愚記事で「今日はつくば記念日;松竹梅のつくば戦後開拓集落について」がある。定常的にアクセスがある記事である。敗戦直後の緊急開拓についての話だ。現在のつくば市ばかりでなく、日本各地で生じた話。
1945年(昭和20年)11月9日に閣議決定した「緊急開拓事業実施要領」においては、戦後の混乱期の深刻な食糧不足を背景に、大量の復員軍人・海外引揚者・離職者を帰農させ、その食糧自給を図るため、農地開拓を緊急に実施することとした。(wiki)
現在のつくば市では、松見、竹園、梅園はそういう緊急開拓事業関連地区であったことを上記愚記事で書いた。

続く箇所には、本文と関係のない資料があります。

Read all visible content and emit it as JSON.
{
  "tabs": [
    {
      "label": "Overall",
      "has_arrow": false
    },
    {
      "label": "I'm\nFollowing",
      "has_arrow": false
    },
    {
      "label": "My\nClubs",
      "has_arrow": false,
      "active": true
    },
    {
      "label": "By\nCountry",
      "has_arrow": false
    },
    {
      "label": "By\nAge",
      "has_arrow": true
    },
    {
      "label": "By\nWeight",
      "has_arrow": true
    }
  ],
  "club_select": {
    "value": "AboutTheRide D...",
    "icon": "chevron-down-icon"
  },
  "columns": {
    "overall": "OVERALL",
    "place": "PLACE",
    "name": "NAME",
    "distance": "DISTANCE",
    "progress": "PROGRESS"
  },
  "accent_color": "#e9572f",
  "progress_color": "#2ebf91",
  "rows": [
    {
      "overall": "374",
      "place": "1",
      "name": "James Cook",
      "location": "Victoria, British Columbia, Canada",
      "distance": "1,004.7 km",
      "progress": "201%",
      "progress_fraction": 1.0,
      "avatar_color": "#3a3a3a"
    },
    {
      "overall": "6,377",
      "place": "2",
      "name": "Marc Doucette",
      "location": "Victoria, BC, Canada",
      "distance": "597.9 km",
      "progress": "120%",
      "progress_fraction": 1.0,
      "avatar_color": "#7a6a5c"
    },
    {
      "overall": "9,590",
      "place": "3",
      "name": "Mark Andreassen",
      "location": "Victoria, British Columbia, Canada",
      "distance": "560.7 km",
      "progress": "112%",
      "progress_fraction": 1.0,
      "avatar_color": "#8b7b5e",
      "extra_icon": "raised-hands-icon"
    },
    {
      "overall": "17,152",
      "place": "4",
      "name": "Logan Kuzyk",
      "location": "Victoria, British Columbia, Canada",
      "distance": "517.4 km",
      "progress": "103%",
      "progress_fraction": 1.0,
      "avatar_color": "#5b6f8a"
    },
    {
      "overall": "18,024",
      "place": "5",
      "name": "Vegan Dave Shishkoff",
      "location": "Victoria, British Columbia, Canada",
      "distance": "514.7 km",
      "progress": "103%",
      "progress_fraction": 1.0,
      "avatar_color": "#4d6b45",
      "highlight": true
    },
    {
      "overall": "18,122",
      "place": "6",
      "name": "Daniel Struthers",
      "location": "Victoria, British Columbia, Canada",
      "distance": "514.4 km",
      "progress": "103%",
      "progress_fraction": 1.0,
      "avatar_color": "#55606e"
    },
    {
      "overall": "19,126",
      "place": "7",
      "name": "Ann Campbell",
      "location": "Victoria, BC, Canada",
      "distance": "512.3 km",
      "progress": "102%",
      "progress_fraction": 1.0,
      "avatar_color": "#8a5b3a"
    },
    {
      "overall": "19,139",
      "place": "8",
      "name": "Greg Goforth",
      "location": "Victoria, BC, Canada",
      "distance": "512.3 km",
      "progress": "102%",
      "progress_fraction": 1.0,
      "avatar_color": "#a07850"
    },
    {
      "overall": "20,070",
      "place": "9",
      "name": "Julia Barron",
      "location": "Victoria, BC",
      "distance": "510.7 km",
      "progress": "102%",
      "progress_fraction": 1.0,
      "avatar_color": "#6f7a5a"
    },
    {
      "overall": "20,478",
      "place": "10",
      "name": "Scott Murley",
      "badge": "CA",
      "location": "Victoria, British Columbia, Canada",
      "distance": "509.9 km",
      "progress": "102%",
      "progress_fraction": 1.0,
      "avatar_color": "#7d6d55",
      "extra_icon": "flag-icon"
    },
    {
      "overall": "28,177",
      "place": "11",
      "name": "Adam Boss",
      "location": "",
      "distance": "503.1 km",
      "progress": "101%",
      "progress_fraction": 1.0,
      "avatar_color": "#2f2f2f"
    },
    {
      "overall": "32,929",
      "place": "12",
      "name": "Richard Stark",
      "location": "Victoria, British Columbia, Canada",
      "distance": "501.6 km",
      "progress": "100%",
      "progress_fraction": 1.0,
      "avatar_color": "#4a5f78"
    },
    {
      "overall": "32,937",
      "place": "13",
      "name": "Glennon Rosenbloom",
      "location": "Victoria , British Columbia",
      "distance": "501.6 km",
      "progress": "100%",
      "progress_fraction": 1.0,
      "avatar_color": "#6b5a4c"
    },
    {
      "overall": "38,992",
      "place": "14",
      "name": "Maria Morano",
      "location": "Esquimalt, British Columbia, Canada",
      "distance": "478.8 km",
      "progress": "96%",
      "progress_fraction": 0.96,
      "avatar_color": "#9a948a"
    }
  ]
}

さらに、松見、竹園、梅園以外の緊急開拓事業関連地区らしき場所がわかった。洞峰沼「湖畔」。財団法人 つくば市高齢者福祉事業団が発行した「高齢者福祉事業だより No13 お元気ですか」(平成13年)に出ていた。2001年の資料。荷物を整理したら出てきた。
二の宮 山田栄吉
洞峰地区に入植 数々の恩忘れず
昭和二十一年、四月、一緒に満州から引き上げてきた私を含む四人は小野崎に入植しました。住居ができるまでは長屋を借り、四人で共同生活をしながら、田圃作りに毎日二キロの道を通い、一方で住まい作りをしました。材料は内原日輪兵舎の払い下げと土浦の瀬古沢魚店よりいただいた古材でした。
1972年の洞峰池付近の地図。高層気象台が、現在の気象研。
1972年の地図を見ると、洞峰池に加え、松野木池もある。のち、学園都市建設でここは洞峰公園となり、松野木池は埋め立てられた。地図で点線として現在の西大通りの予定地が見える。池のまわりは北側が広葉樹、南側が針葉樹域となっている。水田は洞峰池の北東部に認められる。上記の戦後開拓者であった山田栄吉さんは、この洞峰池の北東部の水田で農業に従事したと思われる。上記「洞峰地区に入植 数々の恩忘れず」に書いてある;
茨城の農法は今までの知識では全然通用せず、失敗の連続でした。水稲の種子は満州でも作った陸羽一三二号、農林一号より早く、出穂の時期スズメにやられ駄目、大豆・小豆も駄目。漬物用の青首大根だけは捕れました。
↓現在の洞峰公園
愚記事より 最近の洞峰池
愚記事より
■ 内原日輪兵舎、あるいは、満蒙開拓青少年義勇兵
この山田さんの回顧で知らなかったことをいろいろ知る。ネットでググれるおかげだ。山田さんは「つくば」(現在のつくば市小野崎)で移入者として住まいの建材として内原日輪兵舎からの払下げを使ったとある。内原日輪兵舎、もちろん、知らない。ググった。わかった。水戸にあった満蒙開拓団に参加する青少年(満蒙開拓青少年義勇軍(wikipedia))の訓練場だったらしい。➡満蒙開拓青少年義勇軍のための内原訓練所
以前は満州入植のための訓練施設であった内原日輪兵舎は、敗戦後は満州から引き上げた青少年の一部の内地での帰り先であったらしい。そして、内原日輪兵舎に滞在し、内地での入植先を探したに違ない。
上記山田さんの回想には直接書いていないが、おそらく山田さんは満州から水戸の内原日輪兵舎に引き揚げ、そこで、「つくば」の開拓地を紹介され、入植したと推定される。
これらの推定の根拠は、類似の経緯で土浦に入植した人の証言だ(リンク)。
■ 満州帰りの山田栄吉の「つくば」でのその後
(昭和)二十六年には妻を迎え、県の補助を得て馬を買い馬耕が出来るようになり、体も少し楽になりました。西瓜、タバコ、酪農とできることは何でもやり、どうやら生活が成り立つようになった頃、降って湧いたのが学園都市の話でした。区画整理地区となり、当集落は公園整備のため洞峰沼周辺は全面買収との事でした。
県・公団と交渉に渡り歩きましたが全然埒があきません。それでは国会議員にお願いしようと、議員会館に陳情に行き、運良く市川房江さんにお会いでき事情を聞いていただいたのが懐かしい思い出です。